E come avrebbe potuto essere diversamente? La guerra moderna si combatte coi mezzi corazzati e i partigiani non avevano un solo carro armato.
Malgrado ciò, milioni di ingenui sono disposti a credere che la Resistenza abbia “liberato l’Italia dal nazifascismo”.
Aggiungendo che la Resistenza ci ha dato “i valori democratici”, come se l’Italia non li avesse avuti prima del fascismo e come se li avessero inventati i comunisti e non gli inglesi.
GIANNI PARDO


NUOVA GLOBALIZZAZIONE
La globalizzazione è in crisi, ma l'allarme climatico potrebbe essere il trucco per rilanciarla.

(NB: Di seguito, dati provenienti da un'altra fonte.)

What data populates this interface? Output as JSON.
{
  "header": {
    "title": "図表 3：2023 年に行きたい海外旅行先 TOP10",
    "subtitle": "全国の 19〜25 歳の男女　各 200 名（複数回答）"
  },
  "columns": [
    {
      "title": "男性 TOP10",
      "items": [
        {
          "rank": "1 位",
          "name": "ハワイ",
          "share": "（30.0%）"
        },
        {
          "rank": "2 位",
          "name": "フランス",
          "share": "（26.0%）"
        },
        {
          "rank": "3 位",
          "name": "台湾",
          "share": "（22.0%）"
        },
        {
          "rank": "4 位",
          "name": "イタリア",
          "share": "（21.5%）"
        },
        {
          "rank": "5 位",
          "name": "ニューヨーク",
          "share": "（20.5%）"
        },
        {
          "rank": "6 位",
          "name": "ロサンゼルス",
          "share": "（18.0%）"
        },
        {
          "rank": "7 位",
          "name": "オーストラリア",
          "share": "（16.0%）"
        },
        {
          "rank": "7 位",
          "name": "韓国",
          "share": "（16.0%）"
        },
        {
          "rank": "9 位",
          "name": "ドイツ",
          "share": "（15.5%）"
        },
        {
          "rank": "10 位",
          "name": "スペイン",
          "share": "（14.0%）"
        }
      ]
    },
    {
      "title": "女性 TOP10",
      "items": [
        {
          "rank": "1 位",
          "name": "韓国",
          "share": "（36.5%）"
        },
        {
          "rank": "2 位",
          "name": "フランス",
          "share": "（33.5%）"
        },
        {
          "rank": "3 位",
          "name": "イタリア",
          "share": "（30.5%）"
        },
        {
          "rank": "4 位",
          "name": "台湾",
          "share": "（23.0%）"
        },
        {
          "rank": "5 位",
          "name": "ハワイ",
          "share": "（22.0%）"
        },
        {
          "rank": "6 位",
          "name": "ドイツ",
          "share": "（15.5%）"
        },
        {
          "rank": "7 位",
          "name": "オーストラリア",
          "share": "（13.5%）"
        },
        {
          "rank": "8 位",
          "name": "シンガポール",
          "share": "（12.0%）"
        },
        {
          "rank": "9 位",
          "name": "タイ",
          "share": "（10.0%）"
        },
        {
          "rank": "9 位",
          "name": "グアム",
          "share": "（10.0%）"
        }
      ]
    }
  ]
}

Cosa c’è di meglio, infatti, di una narrazione che vede l’umanità sotto la Spada di Damocle del disastro climatico, per imporre ancor più una globalizzazione basata sulla necessità di un comando politico planetario?

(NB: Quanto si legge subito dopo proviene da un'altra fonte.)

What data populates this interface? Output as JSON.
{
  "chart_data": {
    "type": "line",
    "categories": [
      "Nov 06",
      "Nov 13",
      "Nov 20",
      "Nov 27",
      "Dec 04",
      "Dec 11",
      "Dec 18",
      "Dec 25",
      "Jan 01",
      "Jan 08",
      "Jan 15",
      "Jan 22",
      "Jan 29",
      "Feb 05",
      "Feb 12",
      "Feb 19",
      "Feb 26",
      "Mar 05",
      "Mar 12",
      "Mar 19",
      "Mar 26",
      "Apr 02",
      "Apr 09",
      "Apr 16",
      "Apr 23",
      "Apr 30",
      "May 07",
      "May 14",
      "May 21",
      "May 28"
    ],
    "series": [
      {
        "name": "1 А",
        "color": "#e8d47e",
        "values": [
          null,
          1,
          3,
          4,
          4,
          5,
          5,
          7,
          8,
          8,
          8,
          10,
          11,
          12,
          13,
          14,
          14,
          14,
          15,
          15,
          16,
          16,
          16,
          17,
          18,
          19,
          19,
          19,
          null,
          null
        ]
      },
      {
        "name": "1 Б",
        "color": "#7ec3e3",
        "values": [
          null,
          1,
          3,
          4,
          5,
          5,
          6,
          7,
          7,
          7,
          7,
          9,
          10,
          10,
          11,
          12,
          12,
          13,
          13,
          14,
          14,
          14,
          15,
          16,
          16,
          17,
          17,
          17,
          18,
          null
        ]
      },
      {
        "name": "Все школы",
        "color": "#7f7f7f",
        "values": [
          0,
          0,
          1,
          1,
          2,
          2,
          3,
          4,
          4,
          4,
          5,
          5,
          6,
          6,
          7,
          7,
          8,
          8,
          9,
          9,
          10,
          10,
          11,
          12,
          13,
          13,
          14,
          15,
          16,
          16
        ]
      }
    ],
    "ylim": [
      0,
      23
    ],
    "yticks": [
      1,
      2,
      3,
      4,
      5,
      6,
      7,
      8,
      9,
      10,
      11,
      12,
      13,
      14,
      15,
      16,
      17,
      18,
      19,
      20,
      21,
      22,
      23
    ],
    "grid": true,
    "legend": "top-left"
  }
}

Le multinazionali, le grande banche d'affari, i principali centri del potere finanziario, remano tutti in questa direzione.
Così pure le attuali èlite politiche, che eviterebbero in questo modo la gran seccatura delle elezioni nazionali.
PROGRAMMA 101


SINTESI
Una delle cose che manca all’Italia è la sintesi.

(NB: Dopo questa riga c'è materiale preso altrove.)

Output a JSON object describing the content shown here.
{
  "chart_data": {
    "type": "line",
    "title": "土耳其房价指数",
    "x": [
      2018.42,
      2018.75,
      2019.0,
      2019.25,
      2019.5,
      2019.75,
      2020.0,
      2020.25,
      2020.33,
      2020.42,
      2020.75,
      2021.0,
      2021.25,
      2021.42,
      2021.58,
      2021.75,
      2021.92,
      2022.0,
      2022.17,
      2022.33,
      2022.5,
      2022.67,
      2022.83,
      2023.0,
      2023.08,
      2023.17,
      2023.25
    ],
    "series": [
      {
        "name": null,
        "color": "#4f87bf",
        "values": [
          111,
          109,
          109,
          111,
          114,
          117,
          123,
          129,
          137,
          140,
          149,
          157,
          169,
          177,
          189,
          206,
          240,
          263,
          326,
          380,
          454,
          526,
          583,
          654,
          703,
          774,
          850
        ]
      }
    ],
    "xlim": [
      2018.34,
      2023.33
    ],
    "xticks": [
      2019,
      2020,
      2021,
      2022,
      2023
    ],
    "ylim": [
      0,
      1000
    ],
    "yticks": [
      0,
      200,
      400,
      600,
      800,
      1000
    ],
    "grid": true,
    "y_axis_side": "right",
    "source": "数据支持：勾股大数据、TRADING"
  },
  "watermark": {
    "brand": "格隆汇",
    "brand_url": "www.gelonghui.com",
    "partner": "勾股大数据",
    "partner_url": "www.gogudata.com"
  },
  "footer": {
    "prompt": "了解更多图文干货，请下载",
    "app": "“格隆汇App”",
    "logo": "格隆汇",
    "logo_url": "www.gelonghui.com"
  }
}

La sintesi significa non brevità fine a se stessa, ma capacità di dire quello che si deve dire con il numero minore possibile di parole, così da non far perdere tempo all’interlocutore.
La sintesi è una virtù anglosassone e faremmo bene a importare quella, anziché infiniti anglicismi di cui non ci facciamo niente.
Articoli, documenti ufficiali, esternazioni politiche peccano sempre in questo: usare tante parole per dire poco. Ripetizioni, liste, abuso di aggettivi e avverbi, termini vuoti.
GAIA BARACETTI


DESTINO COLLETTIVO
Secondo Tolstoj l’umanità è incapace, collettivamente, di decidere del proprio destino.
Può solo proiettarsi in avanti, preda dei propri istinti primordiali ed inconsci, resi eccezionalmente distruttivi dalla conoscenza scientifica accumulata nei secoli.
Dove questo ci porterà, se all’ostinato prevalere dell’egoismo individuale e collettivo o ad un ripensamento etico, non è dato sapere, ma preoccuparsi è lecito.
MARCO PIERFRANCESCHI


WEB E CONFERME
Se la rete ha dato alle persone accesso a una quantità di informazioni che non è mai stata così ampia, allo stesso tempo ha creato il problema di come selezionare ciò che è rilevante per ognuno. (…)
Gli individui tendono naturalmente, proprio a causa della razionalità limitata da “pastori erranti”, a considerare le informazioni che confermano le proprie credenze e convinzioni precedenti, sminuendo ciò che è dissonante.
Si tratta, in buona sostanza, di una naturale omofilia: un meccanismo cognitivamente comodo (e molto praticato, più di quanto siamo disponibili ad accettare coscientemente), poco dispendioso in termini di energia mentale, ma fallace.
Infatti “chi cerca conferme le troverà sempre”, e conferme di questa fattura potranno essere consolanti ma non aiuteranno a scovare le verità nascoste nelle pieghe della complessità: le regole dei filosofi della scienza come Karl Popper consiglierebbero, piuttosto, di verificare un’ipotesi provando a confutarla. (…)
Come pronta riposta gli algoritmi delle piattaforme funzionano in modo che gli utenti siano esposti tendenzialmente alle notizie che gradiscono (le capacità tecnologiche e di calcolo permettono profilazioni degli utenti e dei loro componenti sempre più precise e accurate).